Empresa brasileira da SLN vendida com dívida de 230,6ME ao Banco Insular
*** Filipe Alves, Agência Lusa ***
Lisboa, 17 Nov (Lusa) - A ERGI Empreendimentos, promotora imobiliária brasileira do grupo SLN onde o BPN injectou 230,6 milhões de euros através do Banco Insular, foi vendida em 2006 sem que esta dívida tenha sido paga, apurou a Lusa.
Segundo os registos do Banco Central do Brasil, entre Novembro de 2003 e Outubro de 2006 o Banco Insular de Cabo Verde remeteu à ERGI um total de 230,6 milhões de euros, a título de empréstimo, sendo que, deste montante, 72 milhões foram transferidos em Outubro de 2006, dois meses antes da venda à Wtorre.
Por sua vez, a empresa brasileira que comprou a ERGI à Sociedade Lusa de Negócios (dona do BPN), em Dezembro de 2006, garante que os 135 milhões de euros que pagou pela empresa já incluíam o pagamento dos seus empréstimos bancários, que foram liquidados "na altura da compra".
"Quando a WTorre adquiriu a Ergi Empreendimentos, o valor total pago já contemplava o pagamento dos empréstimos realizados anteriormente pela empresa", afirmou à Lusa uma porta-voz do grupo brasileiro Wtorre, que comprou a ERGI por 385 milhões de reais (135 milhões de euros, ao câmbio da altura).
Partindo do princípio que as transferências entre o Insular e a ERGI corresponderam, de facto, a empréstimos, conclui-se que o montante pago pela Wtorre é pouco mais de metade do valor em dívida ao Insular. Assim, as dívidas eventualmente pagas pela empresa compradora terão tido como destino outros entidades que não o Insular.
Ao que tudo indica os empréstimos concedidos à ERGI estarão incluídos nos 407 milhões de euros de crédito mal-parado ou incobrável que, segundo a administração do BPN, existe no balanço do Insular, instituição que, entre 2002 e 2008, o banco controlou de forma clandestina através de sociedades `off-shore`.
Segundo o governador do Banco de Portugal, Vítor Constâncio, o Insular era utilizado para ocultar perdas que, se fossem incluídas no balanço do BPN, provocariam o seu colapso. A descoberta destas perdas, que, em conjunto com outras detectadas num balcão virtual, representam mais de 700 milhões de euros, levou à decisão de nacionalizar o BPN, anunciada pelo Governo há duas semanas.
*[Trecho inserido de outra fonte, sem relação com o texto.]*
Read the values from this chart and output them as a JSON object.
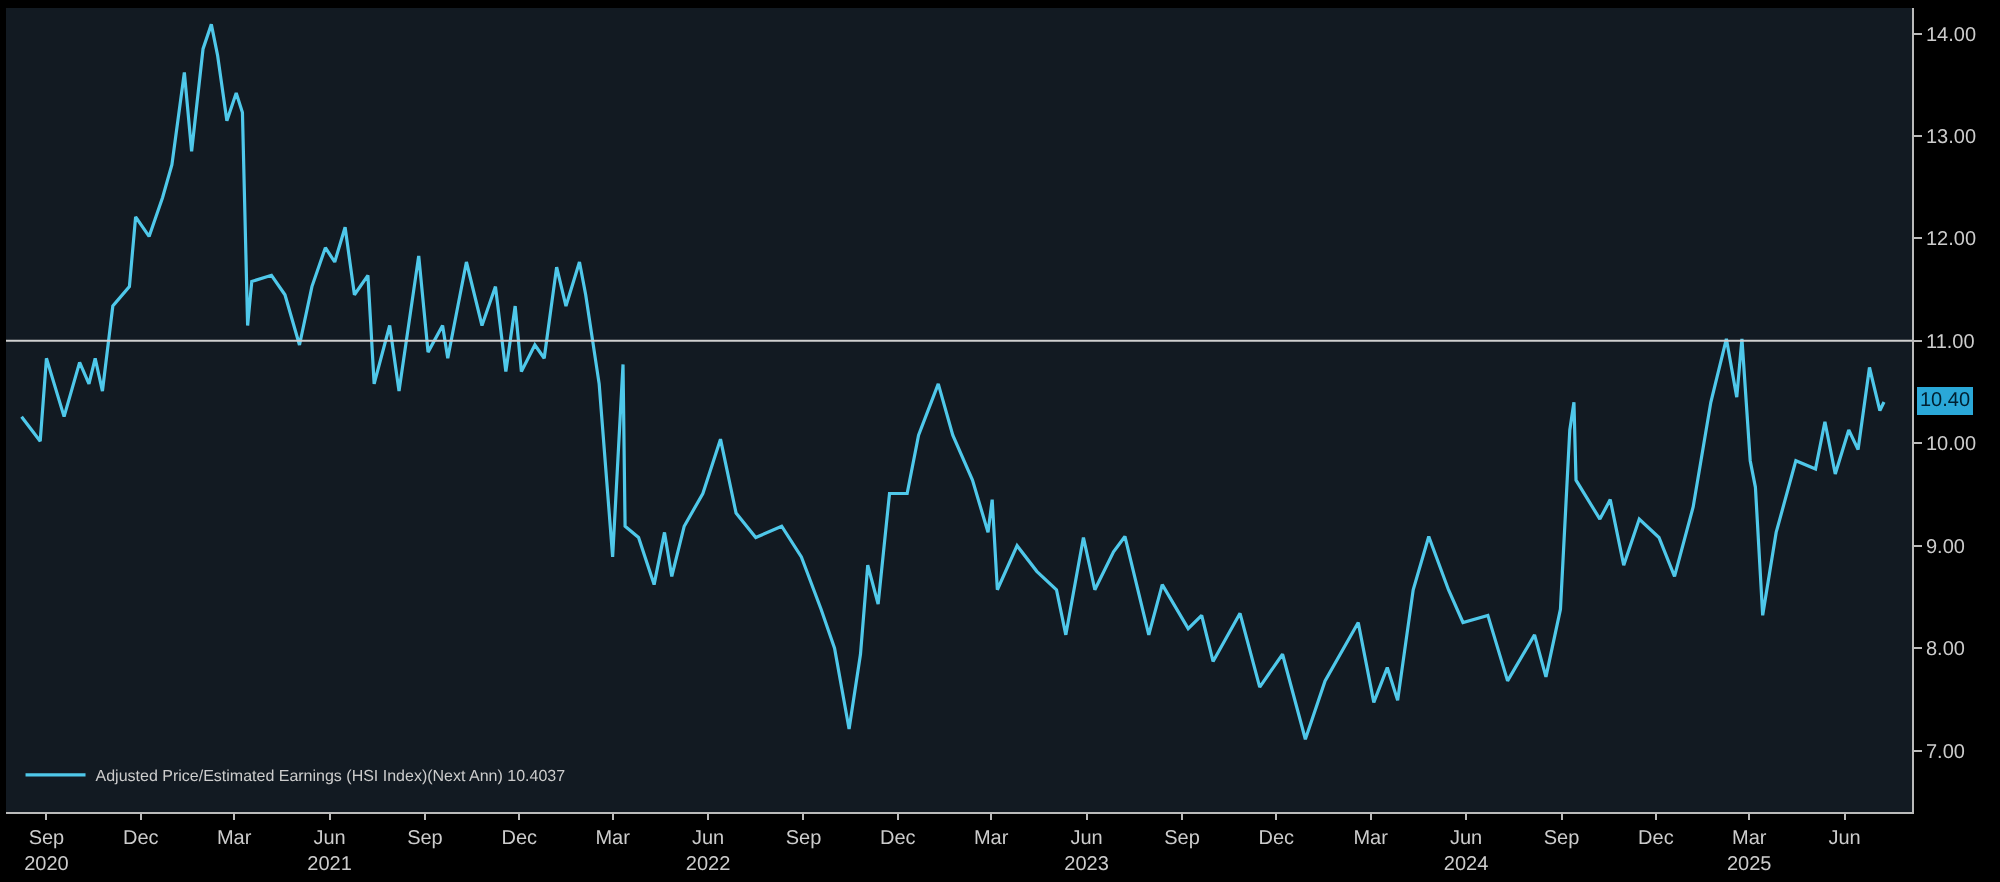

Apenas em Junho de 2008, quatro meses após a saída de José de Oliveira e Costa da presidência do banco, o então presidente-interino do BPN, Abdool Vakil, reconheceu perante o Banco de Portugal que a instituição controlava o Insular.
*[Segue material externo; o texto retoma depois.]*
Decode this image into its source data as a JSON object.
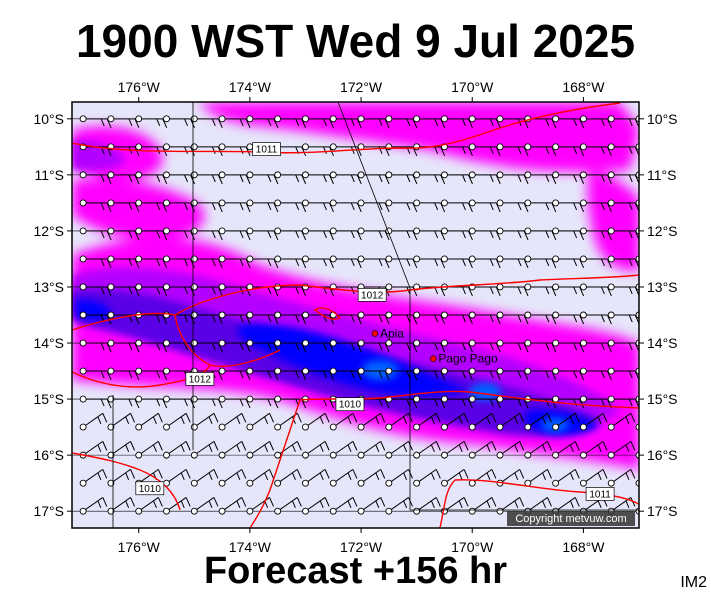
{
  "title": "1900 WST Wed 9 Jul 2025",
  "forecast_label": "Forecast +156 hr",
  "product_code": "IM2",
  "copyright": "Copyright metvuw.com",
  "map": {
    "lon_range": [
      -177.2,
      -167.0
    ],
    "lat_range": [
      -17.3,
      -9.7
    ],
    "lon_ticks": [
      {
        "value": -176,
        "label": "176°W"
      },
      {
        "value": -174,
        "label": "174°W"
      },
      {
        "value": -172,
        "label": "172°W"
      },
      {
        "value": -170,
        "label": "170°W"
      },
      {
        "value": -168,
        "label": "168°W"
      }
    ],
    "lat_ticks": [
      {
        "value": -10,
        "label": "10°S"
      },
      {
        "value": -11,
        "label": "11°S"
      },
      {
        "value": -12,
        "label": "12°S"
      },
      {
        "value": -13,
        "label": "13°S"
      },
      {
        "value": -14,
        "label": "14°S"
      },
      {
        "value": -15,
        "label": "15°S"
      },
      {
        "value": -16,
        "label": "16°S"
      },
      {
        "value": -17,
        "label": "17°S"
      }
    ],
    "places": [
      {
        "name": "Apia",
        "lon": -171.75,
        "lat": -13.83
      },
      {
        "name": "Pago Pago",
        "lon": -170.7,
        "lat": -14.28
      }
    ],
    "isobar_labels": [
      {
        "text": "1011",
        "lon": -173.7,
        "lat": -10.55
      },
      {
        "text": "1012",
        "lon": -171.8,
        "lat": -13.15
      },
      {
        "text": "1012",
        "lon": -174.9,
        "lat": -14.65
      },
      {
        "text": "1010",
        "lon": -172.2,
        "lat": -15.1
      },
      {
        "text": "1010",
        "lon": -175.8,
        "lat": -16.6
      },
      {
        "text": "1011",
        "lon": -167.7,
        "lat": -16.7
      }
    ],
    "colors": {
      "background": "#e6e6fa",
      "rain_light": "#ff00ff",
      "rain_medium": "#b400ff",
      "rain_heavy": "#5a00e6",
      "rain_very_heavy": "#0000ff",
      "rain_intense": "#0064ff",
      "isobar": "#ff0000",
      "wind": "#000000"
    },
    "wind_barb_spacing_deg": 0.5
  }
}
A ERGI, que tinha como accionistas a Sociedade Lusa de Negócios (SLN), o próprio BPN e outros investidores portugueses e brasileiros, foi uma das empresas que recebeu financiamentos do Insular.
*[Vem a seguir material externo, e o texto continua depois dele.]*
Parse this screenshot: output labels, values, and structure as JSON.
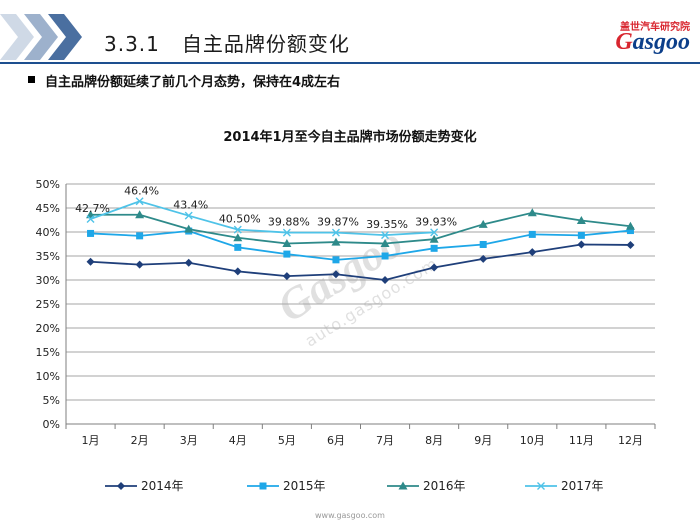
{
  "header": {
    "section_number": "3.3.1",
    "section_title": "自主品牌份额变化",
    "logo_cn": "盖世汽车研究院",
    "logo_en_g": "G",
    "logo_en_rest": "asgoo"
  },
  "bullet": "自主品牌份额延续了前几个月态势，保持在4成左右",
  "watermark": {
    "main": "Gasgoo",
    "url": "auto.gasgoo.com"
  },
  "footer": {
    "url": "www.gasgoo.com"
  },
  "colors": {
    "accent": "#1d4f8f",
    "grid": "#a6a6a6",
    "axis": "#7f7f7f"
  },
  "chart_data": {
    "type": "line",
    "title": "2014年1月至今自主品牌市场份额走势变化",
    "xlabel": "",
    "ylabel": "",
    "categories": [
      "1月",
      "2月",
      "3月",
      "4月",
      "5月",
      "6月",
      "7月",
      "8月",
      "9月",
      "10月",
      "11月",
      "12月"
    ],
    "ylim": [
      0,
      50
    ],
    "y_ticks": [
      "0%",
      "5%",
      "10%",
      "15%",
      "20%",
      "25%",
      "30%",
      "35%",
      "40%",
      "45%",
      "50%"
    ],
    "grid": true,
    "legend_position": "bottom",
    "series": [
      {
        "name": "2014年",
        "color": "#1f3f7a",
        "marker": "diamond",
        "values": [
          33.8,
          33.2,
          33.6,
          31.8,
          30.8,
          31.2,
          30.0,
          32.6,
          34.4,
          35.8,
          37.4,
          37.3
        ]
      },
      {
        "name": "2015年",
        "color": "#1ea7e8",
        "marker": "square",
        "values": [
          39.7,
          39.2,
          40.2,
          36.8,
          35.4,
          34.2,
          35.0,
          36.6,
          37.4,
          39.5,
          39.3,
          40.3
        ]
      },
      {
        "name": "2016年",
        "color": "#2e8a8a",
        "marker": "triangle",
        "values": [
          43.6,
          43.6,
          40.6,
          38.8,
          37.6,
          37.9,
          37.6,
          38.5,
          41.6,
          44.0,
          42.4,
          41.2
        ]
      },
      {
        "name": "2017年",
        "color": "#4fc3e8",
        "marker": "x",
        "values": [
          42.7,
          46.4,
          43.4,
          40.5,
          39.88,
          39.87,
          39.35,
          39.93,
          null,
          null,
          null,
          null
        ],
        "data_labels": [
          "42.7%",
          "46.4%",
          "43.4%",
          "40.50%",
          "39.88%",
          "39.87%",
          "39.35%",
          "39.93%"
        ]
      }
    ]
  }
}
Dessa forma o BPN concedeu crédito de forma clandestina a empresas controladas pela sua accionista, a SLN, sem que o Banco de Portugal tivesse conhecimento dessas transacções, não contabilizando estes créditos no seu próprio balanço e, ao mesmo tempo, contornando os limites dos montantes que os bancos podem emprestar aos seus accionistas.
O Banco de Portugal e o Ministério Público estão a investigar os indícios de alegadas irregularidades cometidas pela anterior gestão do grupo SLN/BPN, liderada por José Oliveira e Costa.